Not news to most area film lovers, who know what a treasure the deco-era movie palace is. But listen to what Baxter found out from an Uptown manager: Loews Cineplex Entertainment, which operates the theater, wants to replace the Uptown’s two ’60s-vintage vertical-reel projectors with a modern, horizontal-format platter system. That would also mean cutting the hours of the theater’s professional projectionists, who belong to Local 224 of the International Alliance of Theatrical Stage Employees, and leaving the house managers to run the new equipment—most likely by just hitting Start.
In other words, one of the best places to watch a movie on the East Coast might soon become a lot more like Regal Ballston Common 12. On the Uptown’s 32-by-70-foot screen, we’re talking hairs the size of anacondas when someone forgets to clean the film gate. Dancing green scratch lines that run across the frame for 45 minutes.

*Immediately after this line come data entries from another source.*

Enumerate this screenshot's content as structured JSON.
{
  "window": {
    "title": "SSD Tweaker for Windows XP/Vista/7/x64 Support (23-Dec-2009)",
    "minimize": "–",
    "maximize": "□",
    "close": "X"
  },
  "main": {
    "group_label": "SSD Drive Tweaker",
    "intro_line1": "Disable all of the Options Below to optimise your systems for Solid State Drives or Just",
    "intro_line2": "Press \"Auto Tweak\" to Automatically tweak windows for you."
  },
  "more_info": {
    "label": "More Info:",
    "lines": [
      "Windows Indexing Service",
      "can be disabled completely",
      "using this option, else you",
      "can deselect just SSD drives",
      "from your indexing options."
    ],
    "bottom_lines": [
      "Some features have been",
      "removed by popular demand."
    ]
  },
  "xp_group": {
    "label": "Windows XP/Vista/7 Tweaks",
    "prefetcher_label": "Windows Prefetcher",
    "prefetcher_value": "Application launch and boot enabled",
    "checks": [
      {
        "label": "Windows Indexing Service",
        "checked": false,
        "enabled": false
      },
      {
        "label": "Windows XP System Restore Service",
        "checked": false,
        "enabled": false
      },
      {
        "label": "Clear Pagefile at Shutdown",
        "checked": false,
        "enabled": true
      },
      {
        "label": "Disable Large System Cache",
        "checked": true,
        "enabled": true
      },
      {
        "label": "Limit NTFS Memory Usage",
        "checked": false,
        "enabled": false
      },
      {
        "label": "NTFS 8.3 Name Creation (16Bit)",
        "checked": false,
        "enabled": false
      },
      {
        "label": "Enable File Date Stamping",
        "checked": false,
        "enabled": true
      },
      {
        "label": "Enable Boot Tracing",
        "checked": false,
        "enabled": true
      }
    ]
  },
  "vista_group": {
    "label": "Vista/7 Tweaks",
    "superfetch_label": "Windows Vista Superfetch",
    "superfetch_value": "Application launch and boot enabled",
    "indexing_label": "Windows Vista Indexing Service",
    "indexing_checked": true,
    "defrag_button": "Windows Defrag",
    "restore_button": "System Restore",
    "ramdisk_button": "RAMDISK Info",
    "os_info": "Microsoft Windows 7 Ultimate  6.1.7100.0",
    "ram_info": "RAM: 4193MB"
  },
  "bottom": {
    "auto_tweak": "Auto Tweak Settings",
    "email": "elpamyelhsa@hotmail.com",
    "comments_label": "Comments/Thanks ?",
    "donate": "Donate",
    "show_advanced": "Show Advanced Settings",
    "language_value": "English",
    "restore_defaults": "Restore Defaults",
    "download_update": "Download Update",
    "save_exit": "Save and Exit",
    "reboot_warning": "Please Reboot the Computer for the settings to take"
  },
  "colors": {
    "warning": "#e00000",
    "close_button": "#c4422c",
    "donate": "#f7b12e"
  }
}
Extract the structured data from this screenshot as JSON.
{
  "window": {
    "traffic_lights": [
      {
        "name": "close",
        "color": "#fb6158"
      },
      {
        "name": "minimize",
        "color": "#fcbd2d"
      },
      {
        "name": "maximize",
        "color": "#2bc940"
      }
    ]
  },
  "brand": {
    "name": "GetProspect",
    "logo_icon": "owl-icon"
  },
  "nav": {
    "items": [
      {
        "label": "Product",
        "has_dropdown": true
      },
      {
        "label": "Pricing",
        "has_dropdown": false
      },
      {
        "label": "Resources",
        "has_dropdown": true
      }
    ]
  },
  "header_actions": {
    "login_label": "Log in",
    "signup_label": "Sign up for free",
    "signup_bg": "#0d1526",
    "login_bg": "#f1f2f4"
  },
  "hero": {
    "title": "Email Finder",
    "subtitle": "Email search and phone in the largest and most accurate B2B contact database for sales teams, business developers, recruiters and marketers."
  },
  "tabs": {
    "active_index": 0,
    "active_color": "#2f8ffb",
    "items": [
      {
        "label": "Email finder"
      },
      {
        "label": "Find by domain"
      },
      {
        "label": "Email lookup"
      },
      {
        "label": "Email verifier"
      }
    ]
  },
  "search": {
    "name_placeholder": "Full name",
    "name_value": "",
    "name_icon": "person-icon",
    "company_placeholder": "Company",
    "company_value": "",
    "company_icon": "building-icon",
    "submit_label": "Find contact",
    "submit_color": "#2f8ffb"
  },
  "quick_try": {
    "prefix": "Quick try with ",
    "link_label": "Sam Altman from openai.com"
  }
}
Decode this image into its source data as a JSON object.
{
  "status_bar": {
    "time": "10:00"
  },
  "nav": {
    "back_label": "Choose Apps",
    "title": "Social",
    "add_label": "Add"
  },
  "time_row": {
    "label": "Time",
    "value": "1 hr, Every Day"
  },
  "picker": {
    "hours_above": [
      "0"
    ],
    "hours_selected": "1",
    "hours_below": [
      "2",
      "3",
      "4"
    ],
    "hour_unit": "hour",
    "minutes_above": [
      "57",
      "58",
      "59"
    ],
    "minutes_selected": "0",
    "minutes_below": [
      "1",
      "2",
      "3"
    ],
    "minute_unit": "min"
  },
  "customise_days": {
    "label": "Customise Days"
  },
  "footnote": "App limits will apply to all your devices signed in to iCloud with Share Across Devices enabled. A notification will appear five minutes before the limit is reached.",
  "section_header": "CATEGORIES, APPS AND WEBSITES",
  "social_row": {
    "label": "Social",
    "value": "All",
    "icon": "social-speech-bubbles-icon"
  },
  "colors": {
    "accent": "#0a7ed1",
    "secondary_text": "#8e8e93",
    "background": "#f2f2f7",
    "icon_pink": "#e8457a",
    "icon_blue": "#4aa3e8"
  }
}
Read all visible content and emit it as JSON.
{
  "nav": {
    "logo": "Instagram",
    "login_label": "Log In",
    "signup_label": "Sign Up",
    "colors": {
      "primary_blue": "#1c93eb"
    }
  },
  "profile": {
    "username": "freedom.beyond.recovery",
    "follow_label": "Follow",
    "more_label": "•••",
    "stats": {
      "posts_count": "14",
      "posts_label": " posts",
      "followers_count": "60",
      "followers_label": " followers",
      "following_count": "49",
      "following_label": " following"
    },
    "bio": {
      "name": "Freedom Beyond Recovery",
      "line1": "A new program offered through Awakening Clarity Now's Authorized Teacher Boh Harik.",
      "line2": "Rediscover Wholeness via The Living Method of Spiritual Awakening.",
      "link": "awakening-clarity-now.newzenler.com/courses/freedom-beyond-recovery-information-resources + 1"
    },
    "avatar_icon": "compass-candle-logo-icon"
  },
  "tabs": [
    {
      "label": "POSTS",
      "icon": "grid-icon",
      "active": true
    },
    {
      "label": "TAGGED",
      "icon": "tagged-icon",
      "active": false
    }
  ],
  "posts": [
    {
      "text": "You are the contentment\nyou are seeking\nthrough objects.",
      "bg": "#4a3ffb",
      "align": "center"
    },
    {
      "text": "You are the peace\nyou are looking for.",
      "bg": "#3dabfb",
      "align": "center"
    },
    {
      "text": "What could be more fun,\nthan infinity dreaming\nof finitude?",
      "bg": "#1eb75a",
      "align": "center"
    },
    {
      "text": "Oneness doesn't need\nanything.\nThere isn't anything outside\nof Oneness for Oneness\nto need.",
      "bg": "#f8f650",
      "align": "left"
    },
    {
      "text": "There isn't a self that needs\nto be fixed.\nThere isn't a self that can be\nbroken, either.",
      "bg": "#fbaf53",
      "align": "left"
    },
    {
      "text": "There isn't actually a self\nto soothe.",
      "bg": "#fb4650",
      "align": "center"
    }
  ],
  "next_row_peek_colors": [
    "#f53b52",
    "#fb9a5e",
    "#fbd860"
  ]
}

Ruined prints and canceled shows when the plattered film runs off its numerous rollers and pulleys while the manager is downstairs filling out time sheets or cleaning up a Coke spill.
“I don’t like platters,” says David Hoag, a projectionist at the AFI Silver Theatre and Cultural Center, which still uses a vertical change-over system like the Uptown’s. “All that film is out in the air—it gets easily scratched, picks up dirt, and it’s easily degraded. When we showed A Hard Day’s Night, it had just come from a platter, and it had all these sideways scratches.”
Loews Vice President for Operations Paul Wehrle admits that the chain is “looking to upgrade” the Uptown’s projection equipment. But he denies that the change is imminent, and he scoffs at worries that a platter would ruin the Uptown experience. In fact, he suggests, it’ll enhance it.
“There’s less of a chance of something going wrong,” he says, adding that the Uptown’s current system leads to interruptions and color shifts. “[The platter is] just the contemporary way of exhibiting films.”
And you’re welcome to it, says Gonzalez, who makes $12 an hour. “The image you will see on the screen, the sound quality you’ll hear, the professional presentation, lack of interruptions...will not be the same—not by any means,” he argues. The 15-year union veteran says he’ll quit when a platter is installed and managers are projecting.
Wehrle counters that Loews has “no intention of having nontrained people running that booth.” But according to Keith Madden, president of Local 224, Loews and other exhibition chains habitually reclassify ushers as supervisors so they can operate projectors without running afoul of labor laws.
“It’s a craft. It’s not rocket science, but you’re better off knowing what you’re doing,” says Madden. “Hollywood pays tens of millions to produce and distribute these films, and the whole business comes down to having the projectionist have the last cut.”
Wehrle hesitates for several seconds when asked if the Uptown’s union projectionists are on their way out. “I’m going to use dedicated projectionists to the extent we feel is necessary,” he finally says. “These guys are trying to make it into an exhibition issue, when what it really is for them is a jobs issue.”